Alors qu’un rapport parlementaire accablant dénonce les manquements de l’Aide sociale à l’enfance, les députés réclament une réforme majeure. À Paris, la Ville prépare un remaniement important du traitement des informations préoccupantes (IP) concernant les mineurs.
Petit rappel : Une IP est un signalement destiné à prévenir les risques pesant sur un ou plusieurs enfants – santé, sécurité, moralité, développement affectif, physique ou social. Elle peut conduire à des mesures de protection, préventives ou réparatrices.
À Paris, tout part d’un constat partagé par l’administration :
- une hausse continue du nombre d’évaluations depuis 10 ans ;
- une croissance parallèle des IP transmises aux services municipaux (SSP, SSS, PSA…) ;
- des délais d’évaluation qui s’allongent ;
- un manque de coordination entre la CRIP et les territoires ;
- une faiblesse du travail pluridisciplinaire (notamment dans les équipes ASE)
- une difficulté à mobiliser les réponses adaptées en protection de l’enfance ;
- et, en conséquence, une rupture de continuité entre le temps de l’évaluation et celui de la réponse effective.
En résumé : charge de travail en forte hausse, centralisme excessif, manque de compétences croisées, qualité des évaluations fragilisée, réponse institutionnelle insuffisante aux besoins fondamentaux des enfants.
L’UNSA pose alors une question simple : qu’a fait la Direction pour prévenir la perte d’attractivité des métiers de la protection de l’enfance ?
Hormis la création tardive d’une prime – en réponse à une crise ouverte l’an dernier dans le secteur 6-14, totalement dépeuplé de professionnels –, rien ou presque.
Et maintenant ?
La solution proposée : décentraliser la référence du suivi des IP.
Les secteurs ASE deviendraient référents, tout en maintenant un rôle pour les autres services (EPS, SSS…).
Des référents « spécialisés » seraient désignés, la pluridisciplinarité renforcée, la parole de l’enfant mieux prise en compte, et un appui accru sur l’environnement familial envisagé.
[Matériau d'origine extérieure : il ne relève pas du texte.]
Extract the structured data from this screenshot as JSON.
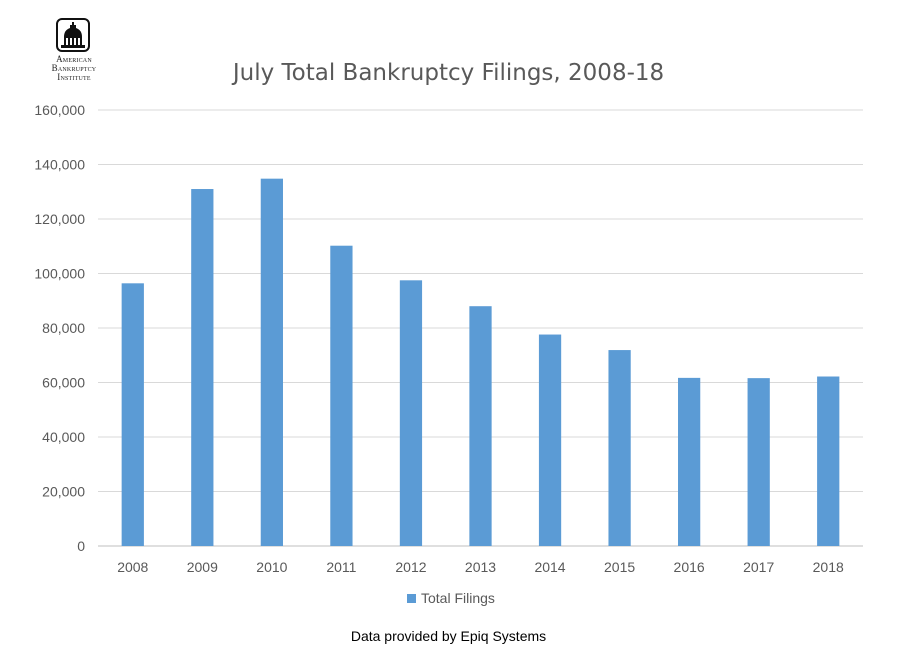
{
  "logo": {
    "line1": "American",
    "line2": "Bankruptcy",
    "line3": "Institute",
    "icon": "capitol-dome-icon"
  },
  "source_note": "Data provided by Epiq Systems",
  "colors": {
    "bar": "#5b9bd5",
    "grid": "#d9d9d9",
    "text": "#595959"
  },
  "chart_data": {
    "type": "bar",
    "title": "July Total Bankruptcy Filings, 2008-18",
    "xlabel": "",
    "ylabel": "",
    "categories": [
      "2008",
      "2009",
      "2010",
      "2011",
      "2012",
      "2013",
      "2014",
      "2015",
      "2016",
      "2017",
      "2018"
    ],
    "series": [
      {
        "name": "Total Filings",
        "values": [
          96400,
          131000,
          134800,
          110200,
          97500,
          88000,
          77600,
          71900,
          61700,
          61600,
          62200
        ]
      }
    ],
    "ylim": [
      0,
      160000
    ],
    "yticks": [
      0,
      20000,
      40000,
      60000,
      80000,
      100000,
      120000,
      140000,
      160000
    ],
    "ytick_labels": [
      "0",
      "20,000",
      "40,000",
      "60,000",
      "80,000",
      "100,000",
      "120,000",
      "140,000",
      "160,000"
    ],
    "grid": true,
    "legend_position": "bottom"
  }
}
L’intention est affichée.
Mais de nombreuses zones d’ombre subsistent :
- Qui assurera la référence à l’ASE ?
- Qui – et selon quels critères – sera désigné référent dans les autres services ?
- Avec quelle formation, quels moyens ?
- Pourquoi un calendrier aussi resserré (2026), alors que les équipes sont déjà en grande difficulté ?
- Le recours aux ressources familiales est-il un réel levier ou le symptôme d’une perte de capacité institutionnelle ?
L’UNSA interroge aussi le sens de cette réforme :
Cette « décentralisation » ne prépare-t-elle pas, à terme, le retour en gestion directe de toutes les IP par la SDPPE, au sein de l’ASE ?
Le temps de recruter ?
Le temps de transférer les agents « spécialisés » issus des autres services ?
Quelles conséquences pour les EPS et le SSS ?
Une expérimentation est déjà annoncée sur certains secteurs. Mais à quel prix ?
L’UNSA dit non aux réponses court-termistes, bricolées sur le dos des agents. Les enfants ont droit à un accompagnement digne, les professionnels à des moyens réels. Le dialogue social doit redevenir un levier pour un service public digne de ce nom.